Of course, blogs and commenters were quick to bristle with shock and dismissiveness. How could he insult the exalted iPad when he doesn't even own one? For shame! And earth to Obama: gadgets like this aren't bad for democracy; after all, it's got all those great educational apps! C'mon, Prez, everyone's saying, don't be such a technophiliac! Anyway, the iPad just came out - give it some time!
"He's basically saying we are getting too much information too quickly, and from 'unreliable sources.' Of course, he's referring to talk radio, blogs and other mediums that tend to disagree with his political views."
But as that kind of tired, politically-colored response helps to illustrate itself, Obama's point isn't about too many divergent views. It's about a serious lack of views. The way the internet narrows opinion to a few fairly predictable and easily reproducible one-liners. Reduces them to sound bytes. Amplifies the paranoia of American politics into the madness of the mob.
And yet Obama's point is bigger than the implications of the internet for political thinking. It's about what we care about period, and how group think impacts our consciousness of the world.

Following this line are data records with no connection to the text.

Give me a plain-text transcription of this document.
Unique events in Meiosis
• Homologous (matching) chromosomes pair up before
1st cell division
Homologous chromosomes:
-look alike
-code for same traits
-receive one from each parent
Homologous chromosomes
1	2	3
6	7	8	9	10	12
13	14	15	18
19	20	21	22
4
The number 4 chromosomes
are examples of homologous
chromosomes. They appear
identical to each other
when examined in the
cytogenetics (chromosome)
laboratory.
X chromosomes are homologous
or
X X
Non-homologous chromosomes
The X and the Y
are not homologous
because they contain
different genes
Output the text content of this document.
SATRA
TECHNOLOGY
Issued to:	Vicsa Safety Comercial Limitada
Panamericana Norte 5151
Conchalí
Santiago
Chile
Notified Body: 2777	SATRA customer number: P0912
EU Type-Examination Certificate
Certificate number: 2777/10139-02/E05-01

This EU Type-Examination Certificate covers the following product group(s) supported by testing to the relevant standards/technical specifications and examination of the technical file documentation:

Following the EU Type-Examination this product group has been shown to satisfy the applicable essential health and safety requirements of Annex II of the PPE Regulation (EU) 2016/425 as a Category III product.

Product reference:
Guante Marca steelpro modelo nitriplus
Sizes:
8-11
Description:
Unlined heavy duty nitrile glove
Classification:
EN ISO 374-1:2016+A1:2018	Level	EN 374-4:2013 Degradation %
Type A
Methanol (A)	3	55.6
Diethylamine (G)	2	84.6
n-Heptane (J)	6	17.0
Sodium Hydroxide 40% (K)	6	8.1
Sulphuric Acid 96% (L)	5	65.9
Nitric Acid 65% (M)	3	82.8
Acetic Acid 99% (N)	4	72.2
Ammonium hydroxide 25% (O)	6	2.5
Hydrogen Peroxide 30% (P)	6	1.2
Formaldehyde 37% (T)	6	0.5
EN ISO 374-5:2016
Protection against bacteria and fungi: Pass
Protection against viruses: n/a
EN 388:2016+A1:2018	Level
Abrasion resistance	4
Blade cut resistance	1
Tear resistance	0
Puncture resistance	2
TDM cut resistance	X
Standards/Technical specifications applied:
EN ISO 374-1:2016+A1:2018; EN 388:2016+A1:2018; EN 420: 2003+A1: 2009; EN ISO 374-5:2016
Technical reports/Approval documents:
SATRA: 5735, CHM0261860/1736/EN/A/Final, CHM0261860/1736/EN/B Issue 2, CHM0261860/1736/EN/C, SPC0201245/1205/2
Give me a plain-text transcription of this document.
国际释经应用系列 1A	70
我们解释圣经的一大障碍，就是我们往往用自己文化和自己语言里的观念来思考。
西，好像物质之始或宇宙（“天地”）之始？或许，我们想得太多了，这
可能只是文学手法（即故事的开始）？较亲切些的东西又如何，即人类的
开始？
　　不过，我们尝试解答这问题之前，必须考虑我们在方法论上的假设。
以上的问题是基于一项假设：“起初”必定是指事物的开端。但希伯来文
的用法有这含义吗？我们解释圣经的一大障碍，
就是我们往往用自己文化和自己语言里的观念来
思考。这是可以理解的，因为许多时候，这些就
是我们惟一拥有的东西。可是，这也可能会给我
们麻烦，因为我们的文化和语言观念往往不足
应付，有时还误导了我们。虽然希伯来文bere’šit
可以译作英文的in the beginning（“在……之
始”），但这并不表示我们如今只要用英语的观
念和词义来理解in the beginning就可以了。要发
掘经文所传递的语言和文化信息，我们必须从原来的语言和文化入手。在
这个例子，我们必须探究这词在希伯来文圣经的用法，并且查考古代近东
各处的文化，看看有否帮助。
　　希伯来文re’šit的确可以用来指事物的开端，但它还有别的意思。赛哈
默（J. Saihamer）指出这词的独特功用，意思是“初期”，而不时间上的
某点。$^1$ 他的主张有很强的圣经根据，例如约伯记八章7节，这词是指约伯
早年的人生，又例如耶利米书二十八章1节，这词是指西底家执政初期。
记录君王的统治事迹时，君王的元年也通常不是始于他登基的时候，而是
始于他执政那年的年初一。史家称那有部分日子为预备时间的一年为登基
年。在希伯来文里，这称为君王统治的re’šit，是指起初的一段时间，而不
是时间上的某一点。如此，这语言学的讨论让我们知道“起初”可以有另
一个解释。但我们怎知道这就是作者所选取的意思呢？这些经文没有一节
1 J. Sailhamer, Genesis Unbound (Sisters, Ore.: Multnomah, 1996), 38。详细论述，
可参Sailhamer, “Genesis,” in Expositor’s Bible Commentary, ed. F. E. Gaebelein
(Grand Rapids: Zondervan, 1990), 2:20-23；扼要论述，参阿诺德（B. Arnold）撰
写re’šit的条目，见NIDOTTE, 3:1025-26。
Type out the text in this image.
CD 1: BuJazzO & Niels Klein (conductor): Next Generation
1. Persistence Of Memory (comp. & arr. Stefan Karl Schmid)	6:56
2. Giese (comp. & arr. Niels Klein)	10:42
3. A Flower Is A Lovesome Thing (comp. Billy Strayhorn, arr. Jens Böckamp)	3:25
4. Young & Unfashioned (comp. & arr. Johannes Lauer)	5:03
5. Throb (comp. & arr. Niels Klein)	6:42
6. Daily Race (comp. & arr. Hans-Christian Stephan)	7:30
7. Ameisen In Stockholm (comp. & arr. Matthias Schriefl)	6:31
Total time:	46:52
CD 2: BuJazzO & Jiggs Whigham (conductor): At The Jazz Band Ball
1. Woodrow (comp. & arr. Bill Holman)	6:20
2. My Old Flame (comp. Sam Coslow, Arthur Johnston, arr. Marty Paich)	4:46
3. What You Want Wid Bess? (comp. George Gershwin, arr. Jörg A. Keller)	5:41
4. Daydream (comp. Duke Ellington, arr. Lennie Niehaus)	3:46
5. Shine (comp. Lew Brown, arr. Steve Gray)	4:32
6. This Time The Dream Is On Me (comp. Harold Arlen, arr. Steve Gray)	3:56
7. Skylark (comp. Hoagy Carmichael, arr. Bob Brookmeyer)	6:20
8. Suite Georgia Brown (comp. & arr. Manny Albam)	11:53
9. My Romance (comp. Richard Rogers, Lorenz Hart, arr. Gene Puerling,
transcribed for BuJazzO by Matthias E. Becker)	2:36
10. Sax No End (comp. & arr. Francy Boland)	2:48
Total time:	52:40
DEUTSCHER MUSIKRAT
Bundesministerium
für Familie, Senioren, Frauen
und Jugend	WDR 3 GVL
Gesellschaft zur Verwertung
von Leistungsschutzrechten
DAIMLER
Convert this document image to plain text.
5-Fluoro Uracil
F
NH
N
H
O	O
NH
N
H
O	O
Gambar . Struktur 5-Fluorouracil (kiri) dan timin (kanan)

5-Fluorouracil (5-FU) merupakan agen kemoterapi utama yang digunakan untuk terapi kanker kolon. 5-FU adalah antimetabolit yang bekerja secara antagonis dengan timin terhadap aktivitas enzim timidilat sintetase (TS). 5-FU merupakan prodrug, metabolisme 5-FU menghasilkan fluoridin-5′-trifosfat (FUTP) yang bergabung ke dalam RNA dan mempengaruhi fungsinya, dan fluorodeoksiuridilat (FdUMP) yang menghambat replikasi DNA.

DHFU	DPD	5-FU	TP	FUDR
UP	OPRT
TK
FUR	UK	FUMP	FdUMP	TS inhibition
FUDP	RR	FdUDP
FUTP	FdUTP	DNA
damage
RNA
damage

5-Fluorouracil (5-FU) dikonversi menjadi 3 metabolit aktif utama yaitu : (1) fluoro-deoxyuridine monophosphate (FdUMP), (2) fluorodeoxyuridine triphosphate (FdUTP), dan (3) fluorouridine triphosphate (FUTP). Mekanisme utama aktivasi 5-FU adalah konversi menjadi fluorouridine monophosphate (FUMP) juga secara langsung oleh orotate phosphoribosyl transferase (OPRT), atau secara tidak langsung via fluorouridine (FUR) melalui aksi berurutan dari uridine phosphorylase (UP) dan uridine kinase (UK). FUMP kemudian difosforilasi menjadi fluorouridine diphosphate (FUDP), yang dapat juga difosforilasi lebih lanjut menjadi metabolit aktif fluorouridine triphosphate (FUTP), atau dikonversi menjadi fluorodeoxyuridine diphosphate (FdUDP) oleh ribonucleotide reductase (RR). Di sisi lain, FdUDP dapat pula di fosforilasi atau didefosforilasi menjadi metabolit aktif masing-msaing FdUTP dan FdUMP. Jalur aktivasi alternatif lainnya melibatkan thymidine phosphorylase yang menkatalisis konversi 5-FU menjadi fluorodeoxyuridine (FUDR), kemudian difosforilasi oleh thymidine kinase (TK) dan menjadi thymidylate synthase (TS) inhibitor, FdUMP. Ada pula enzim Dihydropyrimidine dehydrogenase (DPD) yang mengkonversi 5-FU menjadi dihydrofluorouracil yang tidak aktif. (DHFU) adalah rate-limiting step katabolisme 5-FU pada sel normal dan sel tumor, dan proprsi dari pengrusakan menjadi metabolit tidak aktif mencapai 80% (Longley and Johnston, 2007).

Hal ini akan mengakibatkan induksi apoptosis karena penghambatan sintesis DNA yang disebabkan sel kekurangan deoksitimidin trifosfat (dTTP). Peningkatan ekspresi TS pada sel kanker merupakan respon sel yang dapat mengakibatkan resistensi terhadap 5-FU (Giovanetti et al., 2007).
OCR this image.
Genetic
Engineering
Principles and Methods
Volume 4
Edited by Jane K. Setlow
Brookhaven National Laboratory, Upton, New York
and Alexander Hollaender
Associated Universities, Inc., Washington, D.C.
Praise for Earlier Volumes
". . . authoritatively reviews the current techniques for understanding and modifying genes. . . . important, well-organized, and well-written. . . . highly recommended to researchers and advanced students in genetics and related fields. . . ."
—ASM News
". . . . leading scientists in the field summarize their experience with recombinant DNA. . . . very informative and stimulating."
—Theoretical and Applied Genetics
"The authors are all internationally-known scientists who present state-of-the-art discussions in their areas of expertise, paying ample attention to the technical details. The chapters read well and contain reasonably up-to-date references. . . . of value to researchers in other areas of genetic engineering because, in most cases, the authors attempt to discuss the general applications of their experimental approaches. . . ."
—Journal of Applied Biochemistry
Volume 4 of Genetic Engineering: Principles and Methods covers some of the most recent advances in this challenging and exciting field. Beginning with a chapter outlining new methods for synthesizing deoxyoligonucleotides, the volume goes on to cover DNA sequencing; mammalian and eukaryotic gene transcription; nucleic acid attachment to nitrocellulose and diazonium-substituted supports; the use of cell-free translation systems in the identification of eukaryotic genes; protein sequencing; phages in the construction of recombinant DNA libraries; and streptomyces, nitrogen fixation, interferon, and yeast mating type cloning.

Remember how the personal computer was going to start a revolution to help us think different? It's hard not to appreciate the irony that a "movement" aimed at independent, rebellious thinking largely inspired a cult of gadgetry and a closed ecosystem that has a few observers making comparisons to Big Brother. (And I get it, but still: "think different" is bad grammar.)
But you don't need to compare the number of Google hits for iPad with hits for, say, the Supreme Court (the difference, in any case, is 30 some odd million, in you-know-which direction). You just need to consider the noise that our ever-increasing obsessions with gadgets and the growing stream of news flashes, blogs, video, photos, memes, personal updates and ads they bring us, amidst the already very noisy place where many of us spend much of our time.
If Obama's digital credentials need to be questioned (probably not) over his brave new skepticism, Max Palevsky's certainly don't. Pavelevsky was a pioneer of computing, and a founder of the computer-chip giant Intel. When he died last week, the Times wrote that
Mr. Palevsky remained skeptical about the cultural influence of computer technology. In a catalog essay for an Arts and Crafts exhibition at the Los Angeles County Museum of Art in 2005, he lamented "the hypnotic quality of computer games, the substitution of a Google search for genuine inquiry, the instant messaging that has replaced social discourse."
He meant it too. "I don't own a computer," he told The Los Angeles Times in 2008. "I don't own a cellphone, I don't own any electronics. I do own a radio."
This isn't about whether gadgets or the internet are good for education or not, or whether a tablet computer deserves more respect than a video game console. But that the internet would miss the lesson here isn't very surprising. After all -- and the revolutionary feel of our new gadgets notwithstanding -- the medium on which we're getting the news about this speech doesn't often feel designed for rich, in-depth thinking. It's made for surfing lightly over the waves, or as Nicholas Carr says, skimming across them on a jet ski.
This is the internet, so it's easy to see metaphorical links between this gulf -- the gulf of data, the gulf between our worldly engagement and our internet attention -- and another gulf. Is the one we're floating on now slick with oil too? (Or is it covered in garbage?) If we're skimming along the surface so fast, would we even notice?
Of course, like all our fancy technology, oil is considered essential to our economy; without it, of course, we couldn't have the plastic that encases all of our new gadgets. But how much do we need them? How dependent are we willing to be on them, and at what costs?